The Bank of England wrong-footed many investors at the start of this month by keeping rates at a rock-bottom 0.1%, after signalling an increase was on its way, because it wanted longer to assess the end of the government’s furlough jobs support programme on Oct. 1.
Data since then has shown consumer price inflation hit a 10-year high of 4.2% in October, while businesses continued to hire strongly and vacancies rose to a record high.
The flash, or preliminary, PMI showed a drop in net hiring to its lowest since April, but IHS Markit said that reflected recruitment difficulties rather than a levelling-off of demand.
Rising wages, higher energy bills and other cost pressures caused input prices in the composite index to rise at the fastest rate since the series began in January 1998.
Separate, longer running PMIs for the services and manufacturing sectors also showed record rises in costs.
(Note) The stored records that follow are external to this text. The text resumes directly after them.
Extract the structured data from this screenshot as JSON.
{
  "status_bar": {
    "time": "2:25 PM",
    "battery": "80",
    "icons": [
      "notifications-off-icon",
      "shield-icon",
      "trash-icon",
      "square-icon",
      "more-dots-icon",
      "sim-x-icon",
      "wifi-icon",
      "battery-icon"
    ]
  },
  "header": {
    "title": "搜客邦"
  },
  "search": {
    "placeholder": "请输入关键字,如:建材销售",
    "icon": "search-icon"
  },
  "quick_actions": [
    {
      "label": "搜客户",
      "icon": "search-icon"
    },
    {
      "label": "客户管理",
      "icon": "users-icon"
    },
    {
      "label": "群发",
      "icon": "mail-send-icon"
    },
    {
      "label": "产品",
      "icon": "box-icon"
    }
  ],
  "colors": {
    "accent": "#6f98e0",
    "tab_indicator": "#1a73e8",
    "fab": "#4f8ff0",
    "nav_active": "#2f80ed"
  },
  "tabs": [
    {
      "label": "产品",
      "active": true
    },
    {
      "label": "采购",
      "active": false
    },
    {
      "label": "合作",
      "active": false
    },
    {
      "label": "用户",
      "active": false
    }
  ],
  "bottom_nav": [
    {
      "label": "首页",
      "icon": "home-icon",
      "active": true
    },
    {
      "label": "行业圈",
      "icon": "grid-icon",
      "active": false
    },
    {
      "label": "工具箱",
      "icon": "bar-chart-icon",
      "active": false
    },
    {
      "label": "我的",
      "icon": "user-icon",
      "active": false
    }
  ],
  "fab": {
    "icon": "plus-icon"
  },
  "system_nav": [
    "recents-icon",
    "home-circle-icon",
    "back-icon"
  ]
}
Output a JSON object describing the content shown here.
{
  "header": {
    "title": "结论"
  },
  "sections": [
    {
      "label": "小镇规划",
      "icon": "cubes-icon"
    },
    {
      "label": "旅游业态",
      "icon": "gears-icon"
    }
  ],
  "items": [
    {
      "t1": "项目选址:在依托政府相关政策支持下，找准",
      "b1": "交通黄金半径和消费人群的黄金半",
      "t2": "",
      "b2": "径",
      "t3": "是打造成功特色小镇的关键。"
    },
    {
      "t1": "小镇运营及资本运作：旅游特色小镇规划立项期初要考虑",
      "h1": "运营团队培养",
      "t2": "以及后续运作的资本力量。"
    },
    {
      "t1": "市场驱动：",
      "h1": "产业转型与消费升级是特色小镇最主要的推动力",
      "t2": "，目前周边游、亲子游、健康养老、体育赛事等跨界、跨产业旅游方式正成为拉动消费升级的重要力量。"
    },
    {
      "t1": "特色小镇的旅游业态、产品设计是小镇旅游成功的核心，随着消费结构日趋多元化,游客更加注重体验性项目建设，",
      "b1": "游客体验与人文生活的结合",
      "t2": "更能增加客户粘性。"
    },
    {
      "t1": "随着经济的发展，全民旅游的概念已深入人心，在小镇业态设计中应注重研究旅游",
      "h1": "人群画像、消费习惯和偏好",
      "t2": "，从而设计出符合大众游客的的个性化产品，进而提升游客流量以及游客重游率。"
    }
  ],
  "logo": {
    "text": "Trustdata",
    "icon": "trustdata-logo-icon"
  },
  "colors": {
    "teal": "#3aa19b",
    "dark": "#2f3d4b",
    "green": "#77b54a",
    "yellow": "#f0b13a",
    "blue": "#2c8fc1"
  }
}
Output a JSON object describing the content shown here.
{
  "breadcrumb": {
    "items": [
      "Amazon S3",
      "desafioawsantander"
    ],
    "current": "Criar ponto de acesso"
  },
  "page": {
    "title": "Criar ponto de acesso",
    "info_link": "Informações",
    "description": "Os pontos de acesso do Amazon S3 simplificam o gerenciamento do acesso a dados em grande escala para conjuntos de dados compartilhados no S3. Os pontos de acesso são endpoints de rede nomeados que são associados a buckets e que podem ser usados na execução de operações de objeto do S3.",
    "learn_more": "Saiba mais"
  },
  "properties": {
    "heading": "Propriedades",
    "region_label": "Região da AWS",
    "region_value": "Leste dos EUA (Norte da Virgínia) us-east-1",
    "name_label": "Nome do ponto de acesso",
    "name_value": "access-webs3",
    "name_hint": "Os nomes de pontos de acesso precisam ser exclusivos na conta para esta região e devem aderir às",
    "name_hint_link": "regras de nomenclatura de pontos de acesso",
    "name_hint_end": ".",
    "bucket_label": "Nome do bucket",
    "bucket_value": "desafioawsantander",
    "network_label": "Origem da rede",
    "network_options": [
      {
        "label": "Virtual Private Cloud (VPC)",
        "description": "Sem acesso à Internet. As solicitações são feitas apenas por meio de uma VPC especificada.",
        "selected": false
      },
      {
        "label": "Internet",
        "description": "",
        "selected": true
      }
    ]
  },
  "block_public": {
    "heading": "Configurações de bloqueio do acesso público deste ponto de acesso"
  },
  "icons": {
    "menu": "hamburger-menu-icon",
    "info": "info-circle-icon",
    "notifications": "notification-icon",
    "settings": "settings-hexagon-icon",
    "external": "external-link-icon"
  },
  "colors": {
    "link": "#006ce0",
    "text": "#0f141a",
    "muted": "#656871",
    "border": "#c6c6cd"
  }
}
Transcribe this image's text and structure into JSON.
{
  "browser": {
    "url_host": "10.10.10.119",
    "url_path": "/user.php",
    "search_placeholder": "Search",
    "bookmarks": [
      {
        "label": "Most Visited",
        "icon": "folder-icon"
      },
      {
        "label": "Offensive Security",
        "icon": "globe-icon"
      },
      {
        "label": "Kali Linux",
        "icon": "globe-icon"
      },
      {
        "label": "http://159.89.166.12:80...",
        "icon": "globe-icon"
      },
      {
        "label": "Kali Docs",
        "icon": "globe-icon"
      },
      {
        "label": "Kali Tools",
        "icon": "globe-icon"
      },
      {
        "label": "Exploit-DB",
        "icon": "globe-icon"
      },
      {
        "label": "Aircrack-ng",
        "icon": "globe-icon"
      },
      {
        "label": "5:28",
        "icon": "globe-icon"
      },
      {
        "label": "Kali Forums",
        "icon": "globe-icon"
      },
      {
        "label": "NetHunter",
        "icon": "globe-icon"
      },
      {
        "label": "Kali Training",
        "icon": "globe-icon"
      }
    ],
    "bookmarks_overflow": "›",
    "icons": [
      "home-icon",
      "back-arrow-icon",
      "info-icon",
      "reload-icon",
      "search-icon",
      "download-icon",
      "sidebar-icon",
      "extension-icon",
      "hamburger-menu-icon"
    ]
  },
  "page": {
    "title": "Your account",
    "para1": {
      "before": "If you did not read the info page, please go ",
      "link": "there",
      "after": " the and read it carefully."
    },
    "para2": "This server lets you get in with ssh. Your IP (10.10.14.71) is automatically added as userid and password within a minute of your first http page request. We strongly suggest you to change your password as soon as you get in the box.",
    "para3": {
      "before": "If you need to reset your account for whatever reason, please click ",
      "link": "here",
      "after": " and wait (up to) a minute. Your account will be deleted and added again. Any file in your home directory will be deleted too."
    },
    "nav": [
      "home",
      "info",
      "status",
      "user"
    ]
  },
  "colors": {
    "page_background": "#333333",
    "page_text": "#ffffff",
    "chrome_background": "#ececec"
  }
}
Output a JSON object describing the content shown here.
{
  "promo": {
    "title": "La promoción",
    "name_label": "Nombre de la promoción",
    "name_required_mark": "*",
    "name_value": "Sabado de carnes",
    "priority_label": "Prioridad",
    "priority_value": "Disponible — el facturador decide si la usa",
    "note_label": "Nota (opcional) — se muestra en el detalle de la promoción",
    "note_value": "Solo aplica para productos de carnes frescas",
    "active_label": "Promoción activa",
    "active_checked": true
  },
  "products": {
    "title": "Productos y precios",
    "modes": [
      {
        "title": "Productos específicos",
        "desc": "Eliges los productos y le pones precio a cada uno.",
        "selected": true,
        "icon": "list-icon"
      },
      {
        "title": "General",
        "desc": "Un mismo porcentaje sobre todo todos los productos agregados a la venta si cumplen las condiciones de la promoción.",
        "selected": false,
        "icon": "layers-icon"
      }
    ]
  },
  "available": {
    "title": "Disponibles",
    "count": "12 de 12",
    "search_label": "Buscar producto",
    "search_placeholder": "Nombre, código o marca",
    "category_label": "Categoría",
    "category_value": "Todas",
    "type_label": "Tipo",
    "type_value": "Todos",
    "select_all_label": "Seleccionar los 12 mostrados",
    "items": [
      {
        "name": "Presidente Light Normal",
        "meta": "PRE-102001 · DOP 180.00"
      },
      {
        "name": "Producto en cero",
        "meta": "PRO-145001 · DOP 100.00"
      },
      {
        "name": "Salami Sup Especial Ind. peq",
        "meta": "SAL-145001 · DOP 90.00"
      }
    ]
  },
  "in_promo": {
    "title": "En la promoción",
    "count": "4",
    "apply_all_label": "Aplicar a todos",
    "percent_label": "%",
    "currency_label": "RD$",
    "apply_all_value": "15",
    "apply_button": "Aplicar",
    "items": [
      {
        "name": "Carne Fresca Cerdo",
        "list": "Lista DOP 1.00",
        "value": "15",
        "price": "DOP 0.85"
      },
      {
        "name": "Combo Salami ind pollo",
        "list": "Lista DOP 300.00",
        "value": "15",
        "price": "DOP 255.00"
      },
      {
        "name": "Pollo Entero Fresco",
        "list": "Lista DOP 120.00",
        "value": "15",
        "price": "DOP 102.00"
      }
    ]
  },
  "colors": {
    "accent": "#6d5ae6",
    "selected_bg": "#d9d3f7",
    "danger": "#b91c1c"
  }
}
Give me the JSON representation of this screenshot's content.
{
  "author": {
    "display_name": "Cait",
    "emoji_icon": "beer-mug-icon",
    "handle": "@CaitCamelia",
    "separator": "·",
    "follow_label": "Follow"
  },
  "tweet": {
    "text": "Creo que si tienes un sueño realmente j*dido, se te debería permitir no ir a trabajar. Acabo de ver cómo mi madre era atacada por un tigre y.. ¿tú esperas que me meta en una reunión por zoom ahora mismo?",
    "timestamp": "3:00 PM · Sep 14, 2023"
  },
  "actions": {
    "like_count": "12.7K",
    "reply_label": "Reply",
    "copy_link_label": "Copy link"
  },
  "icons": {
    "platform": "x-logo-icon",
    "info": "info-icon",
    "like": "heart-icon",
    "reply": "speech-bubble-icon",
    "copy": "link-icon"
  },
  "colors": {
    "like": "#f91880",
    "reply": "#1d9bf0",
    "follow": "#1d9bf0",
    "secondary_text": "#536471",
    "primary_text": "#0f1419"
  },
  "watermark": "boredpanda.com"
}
But some services businesses said clients were pushing back at the scale of price increases, and prices charged rose at a slightly slower pace than October’s all-time high.
Orders rose, helped by reduced COVID-19 restrictions. While most coronavirus restrictions had been lifted in England by July, the more recent easing in travel restrictions was boosting services exports.
The BoE forecasts inflation will hit around 5% next year and its chief economist, Huw Pill, said on Friday that patience would be needed while it returned to its 2% target.
Higher interest rates will not mitigate the direct impact of a surge in energy prices and global supply-chain bottlenecks. But the BoE will hope they will reduce the chance of a spiral of wages and prices that could make higher inflation more permanent.